Он щедро разлил содержимое бутылки в кружки, и окружающее пространство сразу пропиталось преотвратительным запахом уже знакомого мне маляса. Вероятно, зав. фермой пользовался тем же источником. Что и друзья Ильи. Собрав волю в кулак, я мужественно вылакал обжигающий горло напиток и, вытерев проступившие слезы, потянулся за сигаретами.
- Погодь, не спеши. – Тимофеич насыпал мне в руку жареных семечек. – Зажуй…
Я послушно воспользовался его советом, после чего, все же, не удержался и закурил.
 - Тебе Федька про Верку наплел?
Спросил просто так, лишь бы что-то сказать, и неожиданно попал в точку.
- Он самый, - ответил Тимофеич, разливая остатки самогона. – Слышь, а чего вы с ним не поделили? Шото злой он на тебя, как собака…
- Да подруга его стала ко мне ласты клеить, а он все наоборот вывернул.
- Катька, что ли? – неизвестно с чего развеселился зав. фермой. – так она не только к тебе, она ко всем клеится. Как увидит мужика, так на него и лезет…
- И на тебя тоже?
- Ша! – Тимофеич приложил палец к губам. – Федька, он ведь – дурак. Разбираться не станет, сразу ноги повыдергивает…
- А сам не такой? – засмеялся я. – Кто на меня с вилами кидался?
- Дак, то… что… - замялся Тимофеич и, дабы избавить его от ненужных угрызений совести, я поднял кружку.
- За все хорошее!
Похоже, я уже начал привыкать к экзотическим напиткам. Выпил и даже не скривился. Загрыз семечками. Поднялся.

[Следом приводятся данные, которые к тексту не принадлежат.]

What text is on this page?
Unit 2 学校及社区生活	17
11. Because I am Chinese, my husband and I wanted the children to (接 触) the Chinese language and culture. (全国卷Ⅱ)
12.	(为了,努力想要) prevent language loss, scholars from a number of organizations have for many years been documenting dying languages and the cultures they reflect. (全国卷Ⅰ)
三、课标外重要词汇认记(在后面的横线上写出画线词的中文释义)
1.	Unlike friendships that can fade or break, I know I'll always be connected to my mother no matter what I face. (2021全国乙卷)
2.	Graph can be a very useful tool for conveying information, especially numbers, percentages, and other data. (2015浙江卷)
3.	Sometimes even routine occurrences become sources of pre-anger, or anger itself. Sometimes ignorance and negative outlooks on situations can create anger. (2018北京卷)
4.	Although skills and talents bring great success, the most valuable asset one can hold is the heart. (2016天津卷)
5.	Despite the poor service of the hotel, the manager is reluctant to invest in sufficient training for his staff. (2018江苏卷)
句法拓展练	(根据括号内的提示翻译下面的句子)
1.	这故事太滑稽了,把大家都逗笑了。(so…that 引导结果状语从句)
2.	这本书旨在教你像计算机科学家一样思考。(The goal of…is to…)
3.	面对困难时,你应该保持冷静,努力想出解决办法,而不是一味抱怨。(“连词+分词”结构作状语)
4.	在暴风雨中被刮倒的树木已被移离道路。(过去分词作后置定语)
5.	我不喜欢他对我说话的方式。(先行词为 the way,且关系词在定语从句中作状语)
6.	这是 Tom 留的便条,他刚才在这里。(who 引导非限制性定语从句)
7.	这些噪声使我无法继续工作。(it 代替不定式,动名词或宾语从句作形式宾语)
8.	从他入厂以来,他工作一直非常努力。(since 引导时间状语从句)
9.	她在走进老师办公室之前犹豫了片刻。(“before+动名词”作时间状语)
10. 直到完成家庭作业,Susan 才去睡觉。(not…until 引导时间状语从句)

- Пора, Тимофеич. Труба зовет!
- А ты к нам надолго?
- Как получится. Даст Бог, еще свидимся…
Девчонки, едва я появился в поле их зрения, встретили меня заливистым смехом.
Я осмотрел себя.
Кроссовки оказались безнадежно испачканными коровьим навозом, джинсы обильно покрывали бурые пятна неизвестного происхождения. Провел ладонью по волосам, и оттуда посыпалась соломенная труха.
Я постепенно превращался в аборигена…
- Спиваемся? – едко поинтересовалась Татьяна, когда я забрался в салон автомобиля и наполнил его концентрированным сивушным перегаром.
- Ты не права в определении, - строго поправил я. – Спиваться. Это одно, а налаживать дипломатические отношения с агрессивно настроенным местным населением – совсем другое. Я, между прочим, только что жизнью рисковал…
- Герой! Александр Матросов, как минимум! – продолжала издеваться Татьяна. – А присовокупить вчерашние подвиги, так вообще сравнить не с кем…
Я с негодованием посмотрел на Рыжую: неужели она все рассказала? Но та, прикинувшись овечкой, равнодушно смотрела в окно. Илья, угадав суть моего немого вопроса, лишь недоуменно сдвинул плечами.
- Веселый ты парень, как я погляжу… - смилостивилась, наконец. Татьяна и завела двигатель.
А мне почему-то вдруг стало хорошо и приятно на душе. Может, мне только показалось. Но в предыдущей реплике девушки я уловил нотки ревности, что очень и очень польстило моему самолюбию.
В бардачке мне удалось отыскать мятную карамельку, которая, если и не облегчила для спутников восприятие выдыхаемого мною перегара, то, хотя бы, создала иллюзию для меня самого, что нет необходимости комплексовать и можно общаться с окружающими вполне нормально, на трезвых паритетах.
Было в бардачке еще кое-что, вынудившее меня насторожиться, ибо увиденный предмет не был похож на косметичку и как-то не совсем вязался с образом хрупкой женщины. Поразмыслив, я, все же, решил не приставать к Татьяне с неудобными расспросами и перенести разговор на будущее, когда нас никто не сможет услышать.
Татьяна, начавшая заметно нервничать, когда я бесцеремонно залез в бардачок, поняв, что я ничего выяснять не собираюсь, успокоилась и полностью сосредоточила внимание на дороге.